This can be expressed as the following [Table 5].

[Table 5]

Figure 112015060399490-pat00005

As shown in [Table 5], since the load is smaller than the load at the middle part or the peak load, the increase in the real-time consumption at this time does not have a greater effect than the increase in the middle part or the maximum load. A faint alarm is displayed. However, in the peak load time, which is the load of the middle part and one of them, the increase in the usage fee due to the increase of the real time consumption may have a great influence, and therefore, it is warned as a term that can affect the user more by the worst or worst. The same can be applied to the case where the real-time consumption amount is smaller than the reference consumption amount.

Meanwhile, in the embodiment of the present invention, in order to enable the user to manage the energy maximum consumption according to the real-time energy consumption amount and the real-time energy consumption amount management, an intuitive user interface (User Interface) .

10 is a diagram showing an energy real-time consumption state alarm according to an embodiment of the present invention.

Referring to FIG. 10, a center display window of a circle, for example, a consumption state display unit 1, is an area for performing an alarm for real-time energy consumption management. Bad, Worse, and Worst. If you use less, you can display Good, Best, and Excellent.

In addition, a display portion on the periphery of the circle, for example, the peak alarm display portion (2), flashes in red when the current consumption amount is close to the maximum consumption amount to warn the proximity to the maximum consumption amount, In such a case, it is displayed in red so as to warn the renewal of the maximum consumption amount so that the rate increase due to the increase in the base rate can be known and prevented in advance.
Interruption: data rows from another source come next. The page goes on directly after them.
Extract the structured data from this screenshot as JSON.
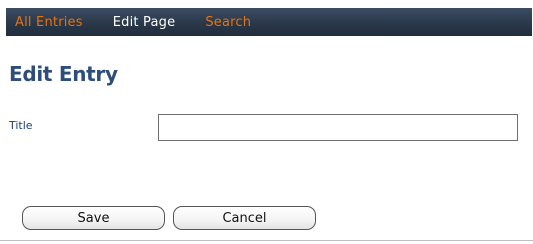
{
  "nav": {
    "items": [
      {
        "label": "All Entries",
        "color": "#e8720c"
      },
      {
        "label": "Edit Page",
        "color": "#ffffff"
      },
      {
        "label": "Search",
        "color": "#e8720c"
      }
    ],
    "background": "#2a384a"
  },
  "page": {
    "title": "Edit Entry",
    "title_color": "#2e4d7a"
  },
  "form": {
    "title_label": "Title",
    "title_value": "",
    "title_placeholder": ""
  },
  "buttons": {
    "save": "Save",
    "cancel": "Cancel"
  }
}
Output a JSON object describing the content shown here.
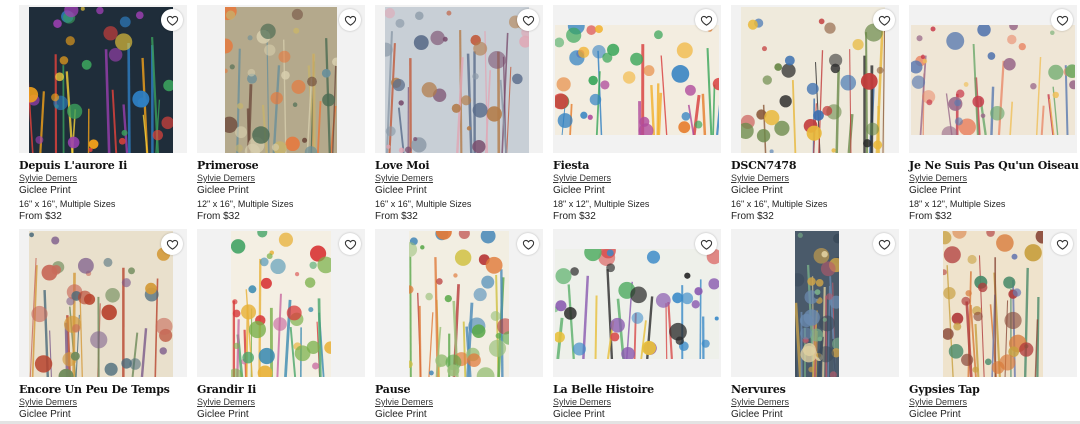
{
  "products": [
    {
      "title": "Depuis L'aurore Ii",
      "artist": "Sylvie Demers",
      "type": "Giclee Print",
      "size": "16\" x 16\", Multiple Sizes",
      "price": "From $32",
      "bg": "#1f2d3a",
      "p": [
        "#f4a31a",
        "#e8433c",
        "#3a9f5c",
        "#f7d23b",
        "#9a3fb0",
        "#2f7fc4"
      ]
    },
    {
      "title": "Primerose",
      "artist": "Sylvie Demers",
      "type": "Giclee Print",
      "size": "12\" x 16\", Multiple Sizes",
      "price": "From $32",
      "bg": "#b4a98c",
      "p": [
        "#e8773a",
        "#6a8f9a",
        "#c6b36e",
        "#6f4c3e",
        "#d8cfae",
        "#4b6b52"
      ]
    },
    {
      "title": "Love Moi",
      "artist": "Sylvie Demers",
      "type": "Giclee Print",
      "size": "16\" x 16\", Multiple Sizes",
      "price": "From $32",
      "bg": "#c8cfd6",
      "p": [
        "#7a4e6e",
        "#c15a3a",
        "#e1a7b5",
        "#5a6c8a",
        "#b37c4a",
        "#8c9aa8"
      ]
    },
    {
      "title": "Fiesta",
      "artist": "Sylvie Demers",
      "type": "Giclee Print",
      "size": "18\" x 12\", Multiple Sizes",
      "price": "From $32",
      "bg": "#f3ede0",
      "p": [
        "#d83b3b",
        "#3aa65a",
        "#f2b02a",
        "#2e7fc1",
        "#b04b9c",
        "#e67c2a"
      ]
    },
    {
      "title": "DSCN7478",
      "artist": "Sylvie Demers",
      "type": "Giclee Print",
      "size": "16\" x 16\", Multiple Sizes",
      "price": "From $32",
      "bg": "#efeadc",
      "p": [
        "#2c2c2c",
        "#6b8a4a",
        "#c23a3a",
        "#e8b83a",
        "#3a6fb0",
        "#8a5a3a"
      ]
    },
    {
      "title": "Je Ne Suis Pas Qu'un Oiseau",
      "artist": "Sylvie Demers",
      "type": "Giclee Print",
      "size": "18\" x 12\", Multiple Sizes",
      "price": "From $32",
      "bg": "#efe6d6",
      "p": [
        "#c83a4a",
        "#e98a6a",
        "#6aa86a",
        "#f0c05a",
        "#5a7ab0",
        "#9a6a8a"
      ]
    },
    {
      "title": "Encore Un Peu De Temps",
      "artist": "Sylvie Demers",
      "type": "Giclee Print",
      "bg": "#e9e0cc",
      "p": [
        "#b8442e",
        "#6e8a5a",
        "#d49a3a",
        "#7a5a8a",
        "#c86a5a",
        "#4a6a7a"
      ]
    },
    {
      "title": "Grandir Ii",
      "artist": "Sylvie Demers",
      "type": "Giclee Print",
      "bg": "#f4efe3",
      "p": [
        "#d83a3a",
        "#4aa66a",
        "#e8b23a",
        "#3a8ab0",
        "#c86aa0",
        "#7ab04a"
      ]
    },
    {
      "title": "Pause",
      "artist": "Sylvie Demers",
      "type": "Giclee Print",
      "bg": "#f2eee2",
      "p": [
        "#5aa84a",
        "#d0c040",
        "#e07a3a",
        "#4a8ab8",
        "#b83a3a",
        "#9ac07a"
      ]
    },
    {
      "title": "La Belle Histoire",
      "artist": "Sylvie Demers",
      "type": "Giclee Print",
      "bg": "#eef0ea",
      "p": [
        "#3a8ac8",
        "#d84a4a",
        "#5ab06a",
        "#e8c03a",
        "#8a5ab0",
        "#2a2a2a"
      ]
    },
    {
      "title": "Nervures",
      "artist": "Sylvie Demers",
      "type": "Giclee Print",
      "bg": "#4a5a6a",
      "p": [
        "#6a8ab0",
        "#c8a04a",
        "#3a4a5a",
        "#b85a6a",
        "#7ab08a",
        "#e0d0a0"
      ]
    },
    {
      "title": "Gypsies Tap",
      "artist": "Sylvie Demers",
      "type": "Giclee Print",
      "bg": "#efe3cc",
      "p": [
        "#8a4a3a",
        "#d87a3a",
        "#4a8a6a",
        "#c8a040",
        "#b03a3a",
        "#6a7ab0"
      ]
    }
  ]
}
This type of alarm display is just one example, and a word displayed in a square instead of a circle or a word displayed in the center of a circle may also be replaced by another term.

Hereinafter, an intelligent energy demand management system based on seasonal power load time zones according to an embodiment of the present invention will be described with reference to the drawings.

11 is a configuration block diagram of an intelligent energy demand management device according to an embodiment of the present invention.

11, an intelligent energy demand management system 10 according to an embodiment of the present invention includes a storage unit 100, a consumption table generation unit 200, a reference consumption amount generation unit 300, (400), a data collecting unit (500), and an energy managing unit (600).

The storage unit 100 stores power data, i.e., energy data, consumed in an object, which consumes energy, particularly, electric power.

The consumption table generating unit 200 generates an energy consumption table by classifying the user's energy data according to season load time zones using the seasonal load time zone classification table provided by KEPCO.

The reference consumption amount generating unit 300 extracts a user's energy consumption habit using the energy consumption table generated by the consumption table generating unit 200, and then generates a reference consumption amount.

The attribute table generation unit 400 generates an energy property table for each user by combining the reference consumption amount by the season load time period of the user generated by the reference consumption amount generation unit 300 with the maximum consumption amount.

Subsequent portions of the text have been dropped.